Ma d’altronde a vent’anni è difficile saper gestire la penna come si vorrebbe, soprattutto in un progetto come Supplizia che, almeno dal di vista lessicale, è piuttosto ambizioso. Il tempo aiuterà. E insomma, dài, io a 21 anni erravo nella società senza meta e sapevo a malapena l’alfabeto, e ora, a soli cinque anni di distanza, guardate che bel pezzo di ragazzo che sono.

Molto particolare invece la scelta cromatica, incentrata su colori scurissimi, bui e opprimenti nel prologo e nel segmento in cui Alex si risveglia, per poi esplodere in un blu totale che rende l’ambiente freddo, duro e alieno.

Riuscita anche la colonna sonora, che si fregia di una fantastica opening e di un bel tema portante. Insomma, si possono fare cose meravigliose con i tasti d’avorio, e le mie orecchie ne sono molto felici.

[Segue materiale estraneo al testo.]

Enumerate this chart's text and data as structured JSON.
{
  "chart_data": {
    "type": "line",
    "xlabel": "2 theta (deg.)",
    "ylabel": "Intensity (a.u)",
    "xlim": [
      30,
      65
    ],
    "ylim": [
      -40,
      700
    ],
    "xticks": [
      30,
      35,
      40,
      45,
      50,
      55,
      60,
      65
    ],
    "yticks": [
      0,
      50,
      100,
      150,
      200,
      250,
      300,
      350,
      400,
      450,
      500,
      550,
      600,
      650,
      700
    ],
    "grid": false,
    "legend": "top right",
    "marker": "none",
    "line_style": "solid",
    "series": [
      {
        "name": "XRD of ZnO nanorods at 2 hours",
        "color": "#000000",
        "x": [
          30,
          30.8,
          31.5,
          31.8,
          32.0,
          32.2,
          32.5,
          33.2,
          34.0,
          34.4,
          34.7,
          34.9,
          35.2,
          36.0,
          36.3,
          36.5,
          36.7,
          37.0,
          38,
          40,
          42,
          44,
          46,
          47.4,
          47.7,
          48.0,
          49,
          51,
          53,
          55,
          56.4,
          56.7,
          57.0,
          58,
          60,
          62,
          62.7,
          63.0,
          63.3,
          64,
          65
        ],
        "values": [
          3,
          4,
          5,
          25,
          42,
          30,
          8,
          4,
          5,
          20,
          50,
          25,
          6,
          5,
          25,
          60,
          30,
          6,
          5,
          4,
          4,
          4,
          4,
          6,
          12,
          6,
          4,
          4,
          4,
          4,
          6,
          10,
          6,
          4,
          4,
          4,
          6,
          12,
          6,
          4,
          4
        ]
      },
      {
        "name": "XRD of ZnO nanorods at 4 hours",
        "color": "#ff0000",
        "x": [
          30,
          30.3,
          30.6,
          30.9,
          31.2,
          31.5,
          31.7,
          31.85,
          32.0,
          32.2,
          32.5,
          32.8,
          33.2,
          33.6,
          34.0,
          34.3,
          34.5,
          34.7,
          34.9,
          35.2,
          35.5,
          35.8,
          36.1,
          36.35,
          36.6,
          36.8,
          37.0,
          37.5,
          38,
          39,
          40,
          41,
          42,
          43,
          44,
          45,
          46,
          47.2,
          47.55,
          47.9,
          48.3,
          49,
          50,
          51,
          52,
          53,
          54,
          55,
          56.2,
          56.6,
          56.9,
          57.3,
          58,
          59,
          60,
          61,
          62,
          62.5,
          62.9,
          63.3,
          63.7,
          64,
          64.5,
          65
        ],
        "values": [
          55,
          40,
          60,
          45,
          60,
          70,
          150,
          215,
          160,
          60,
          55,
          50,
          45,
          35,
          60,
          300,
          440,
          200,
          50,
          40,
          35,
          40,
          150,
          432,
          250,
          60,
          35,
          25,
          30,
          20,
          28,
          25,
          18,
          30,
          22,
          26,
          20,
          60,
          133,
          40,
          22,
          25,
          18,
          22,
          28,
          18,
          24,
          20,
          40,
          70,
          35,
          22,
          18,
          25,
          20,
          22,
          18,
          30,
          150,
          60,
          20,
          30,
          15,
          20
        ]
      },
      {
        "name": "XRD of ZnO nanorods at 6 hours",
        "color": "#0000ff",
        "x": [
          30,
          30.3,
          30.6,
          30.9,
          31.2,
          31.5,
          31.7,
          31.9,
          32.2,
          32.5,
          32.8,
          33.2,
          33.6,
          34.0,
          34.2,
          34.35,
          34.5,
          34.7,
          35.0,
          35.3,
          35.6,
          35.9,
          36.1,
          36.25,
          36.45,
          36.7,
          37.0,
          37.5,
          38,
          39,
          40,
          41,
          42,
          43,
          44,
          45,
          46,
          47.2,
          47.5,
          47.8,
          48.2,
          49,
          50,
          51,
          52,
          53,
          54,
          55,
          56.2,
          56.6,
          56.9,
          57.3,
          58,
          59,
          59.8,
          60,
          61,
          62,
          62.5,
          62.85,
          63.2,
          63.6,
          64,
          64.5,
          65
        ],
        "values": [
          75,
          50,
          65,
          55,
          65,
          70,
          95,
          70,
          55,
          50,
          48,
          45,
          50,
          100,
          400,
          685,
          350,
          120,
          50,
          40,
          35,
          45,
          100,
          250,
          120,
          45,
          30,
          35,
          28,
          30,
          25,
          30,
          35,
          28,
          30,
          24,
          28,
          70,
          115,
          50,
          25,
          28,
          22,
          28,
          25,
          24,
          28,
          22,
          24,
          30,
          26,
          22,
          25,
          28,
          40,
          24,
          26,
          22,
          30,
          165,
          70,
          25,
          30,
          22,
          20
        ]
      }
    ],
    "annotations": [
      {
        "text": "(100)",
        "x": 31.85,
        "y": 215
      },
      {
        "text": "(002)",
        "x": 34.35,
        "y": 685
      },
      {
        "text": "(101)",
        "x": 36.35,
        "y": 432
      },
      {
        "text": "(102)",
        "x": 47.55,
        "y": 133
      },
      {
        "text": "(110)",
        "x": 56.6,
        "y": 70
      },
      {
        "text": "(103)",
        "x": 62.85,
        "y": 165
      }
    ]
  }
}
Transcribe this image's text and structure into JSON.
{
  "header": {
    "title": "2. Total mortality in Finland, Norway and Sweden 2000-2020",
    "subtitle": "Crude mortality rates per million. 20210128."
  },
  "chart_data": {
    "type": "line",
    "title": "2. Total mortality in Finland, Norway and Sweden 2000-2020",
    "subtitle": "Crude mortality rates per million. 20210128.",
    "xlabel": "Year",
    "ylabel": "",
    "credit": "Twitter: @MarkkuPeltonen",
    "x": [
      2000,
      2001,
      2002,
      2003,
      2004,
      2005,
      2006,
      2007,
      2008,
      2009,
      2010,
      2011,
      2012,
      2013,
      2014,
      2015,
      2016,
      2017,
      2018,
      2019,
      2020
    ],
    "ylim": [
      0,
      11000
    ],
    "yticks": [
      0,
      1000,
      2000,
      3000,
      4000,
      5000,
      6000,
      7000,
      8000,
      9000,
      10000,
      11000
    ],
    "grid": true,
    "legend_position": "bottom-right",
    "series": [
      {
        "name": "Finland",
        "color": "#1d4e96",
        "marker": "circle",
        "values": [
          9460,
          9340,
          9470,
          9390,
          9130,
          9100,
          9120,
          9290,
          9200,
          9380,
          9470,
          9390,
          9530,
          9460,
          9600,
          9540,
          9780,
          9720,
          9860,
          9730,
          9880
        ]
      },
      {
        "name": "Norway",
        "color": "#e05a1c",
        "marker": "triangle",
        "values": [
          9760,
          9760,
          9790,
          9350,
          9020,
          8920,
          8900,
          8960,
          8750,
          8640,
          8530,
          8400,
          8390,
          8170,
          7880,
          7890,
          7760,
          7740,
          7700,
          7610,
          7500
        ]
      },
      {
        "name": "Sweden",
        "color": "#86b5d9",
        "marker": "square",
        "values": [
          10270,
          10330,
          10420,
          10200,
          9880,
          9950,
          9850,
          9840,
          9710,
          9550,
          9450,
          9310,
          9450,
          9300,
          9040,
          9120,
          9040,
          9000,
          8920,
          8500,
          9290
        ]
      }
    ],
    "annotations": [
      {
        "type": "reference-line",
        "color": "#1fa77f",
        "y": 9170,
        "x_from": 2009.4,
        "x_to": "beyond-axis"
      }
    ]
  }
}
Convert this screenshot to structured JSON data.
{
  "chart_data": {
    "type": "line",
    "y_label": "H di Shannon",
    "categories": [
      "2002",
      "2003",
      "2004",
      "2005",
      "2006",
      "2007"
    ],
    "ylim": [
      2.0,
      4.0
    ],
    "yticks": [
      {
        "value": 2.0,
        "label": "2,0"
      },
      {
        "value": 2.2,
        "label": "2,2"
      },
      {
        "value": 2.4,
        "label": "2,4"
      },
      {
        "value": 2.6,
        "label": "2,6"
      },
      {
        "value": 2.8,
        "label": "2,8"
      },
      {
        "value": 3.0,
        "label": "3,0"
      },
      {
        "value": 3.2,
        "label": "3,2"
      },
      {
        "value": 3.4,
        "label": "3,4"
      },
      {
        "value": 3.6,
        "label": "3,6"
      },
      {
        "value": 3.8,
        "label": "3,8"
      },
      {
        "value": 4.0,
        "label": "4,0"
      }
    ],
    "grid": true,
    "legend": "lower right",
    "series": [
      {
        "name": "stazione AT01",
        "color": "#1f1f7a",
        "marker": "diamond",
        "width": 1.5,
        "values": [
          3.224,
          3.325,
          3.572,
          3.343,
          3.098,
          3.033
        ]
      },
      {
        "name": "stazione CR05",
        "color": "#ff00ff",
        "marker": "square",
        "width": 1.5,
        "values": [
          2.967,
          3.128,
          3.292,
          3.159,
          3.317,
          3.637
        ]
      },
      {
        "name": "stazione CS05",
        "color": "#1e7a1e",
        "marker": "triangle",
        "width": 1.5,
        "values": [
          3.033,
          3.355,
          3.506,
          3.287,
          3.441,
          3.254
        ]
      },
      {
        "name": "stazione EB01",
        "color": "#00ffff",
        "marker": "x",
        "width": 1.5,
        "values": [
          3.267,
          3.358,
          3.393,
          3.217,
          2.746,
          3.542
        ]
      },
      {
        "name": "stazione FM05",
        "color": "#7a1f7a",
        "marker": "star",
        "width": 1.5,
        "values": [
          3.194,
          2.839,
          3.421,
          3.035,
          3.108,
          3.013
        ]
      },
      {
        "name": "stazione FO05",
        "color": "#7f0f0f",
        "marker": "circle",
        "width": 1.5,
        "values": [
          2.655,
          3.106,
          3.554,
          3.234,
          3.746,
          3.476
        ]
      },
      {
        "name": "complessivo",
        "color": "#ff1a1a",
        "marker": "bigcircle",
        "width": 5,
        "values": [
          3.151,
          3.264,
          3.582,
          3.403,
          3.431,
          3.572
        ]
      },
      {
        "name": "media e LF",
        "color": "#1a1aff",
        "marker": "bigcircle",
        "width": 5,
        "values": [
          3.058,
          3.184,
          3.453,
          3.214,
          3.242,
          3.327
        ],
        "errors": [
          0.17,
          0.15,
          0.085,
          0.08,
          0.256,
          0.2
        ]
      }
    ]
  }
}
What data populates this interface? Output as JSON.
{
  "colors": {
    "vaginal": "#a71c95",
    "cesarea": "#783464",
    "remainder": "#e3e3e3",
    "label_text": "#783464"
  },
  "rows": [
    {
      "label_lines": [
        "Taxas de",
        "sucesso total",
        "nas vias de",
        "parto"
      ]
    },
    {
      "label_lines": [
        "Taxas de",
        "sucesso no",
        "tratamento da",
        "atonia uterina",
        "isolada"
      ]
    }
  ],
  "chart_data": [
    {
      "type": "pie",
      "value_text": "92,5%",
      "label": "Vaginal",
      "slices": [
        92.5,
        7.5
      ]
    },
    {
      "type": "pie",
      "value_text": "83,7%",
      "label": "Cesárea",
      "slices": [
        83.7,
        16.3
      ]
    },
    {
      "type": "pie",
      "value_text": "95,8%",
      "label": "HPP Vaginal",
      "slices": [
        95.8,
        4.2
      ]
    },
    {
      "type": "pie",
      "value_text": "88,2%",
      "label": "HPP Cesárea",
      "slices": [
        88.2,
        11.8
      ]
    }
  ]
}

Prendendolo per quello che è, e cioè un mediometraggio amatoriale realizzato con zero soldi, Supplizia ha sicuramente delle frecce nel suo arco che ne rendono piacevole e curiosa la visione (la regia virtuosistica, la poeticità del prologo, il soggetto) così come ha un’inevitabile serie di difetti più o meno evidenti (in futuro servirà una migliore gestione dei tempi, un uso più sobrio del gore, un’attenzione più incisiva nell’uso delle armi, che, eh, la fisica esiste, purtroppo), che il tempo un po’ alla volta insegnerà come sconfiggere. Insomma, parole e commenti che più banali di così si muore e che un recensore non dovrebbe MAI scrivere, ma penso che in questo caso possano andare benissimo. Perché qualità e stile si notano subito, e quando Danilo farà sua una certa maturazione artistica anche sotto il profilo narrativo, sarà meglio cuocere un bel po’ di pop corn.